Uma comparação com a Rússia na Ucrânia (após 2014) torna-se pertinente: ambos os casos mostram como potências externas justificam intervenções militares alegando proteção de minorias, enquanto, na realidade, buscam interesses geopolíticos. Se essa lógica se normalizar, o direito internacional e a soberania dos Estados ficam ainda mais fragilizados e ao serviço das grandes potências.

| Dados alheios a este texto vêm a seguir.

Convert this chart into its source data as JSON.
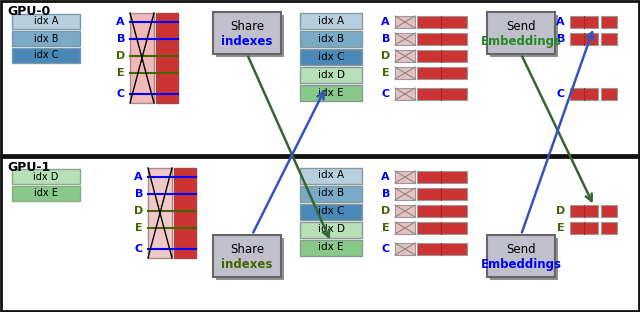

O Silêncio da UE e a Hipocrisia Ocidental
A cobertura mediática europeia, especialmente na Alemanha, tem sido bastante omissa quanto aos recentes acontecimentos na Síria. Esse silêncio reflete a cumplicidade histórica dos EUA e da UE na desestabilização do país. Desde 2011, o Ocidente apoiou rebeldes, incluindo grupos jihadistas ligados à Al-Qaeda, na esperança de derrubar Bashar al-Assad. O resultado foi o caos, a ascensão do ISIS e a destruição de um Estado que, apesar de autoritário, mantinha uma frágil coexistência entre sunitas, alauitas, cristãos e drusos. Coisa semelhante já se observou no Iraque e na Líbia.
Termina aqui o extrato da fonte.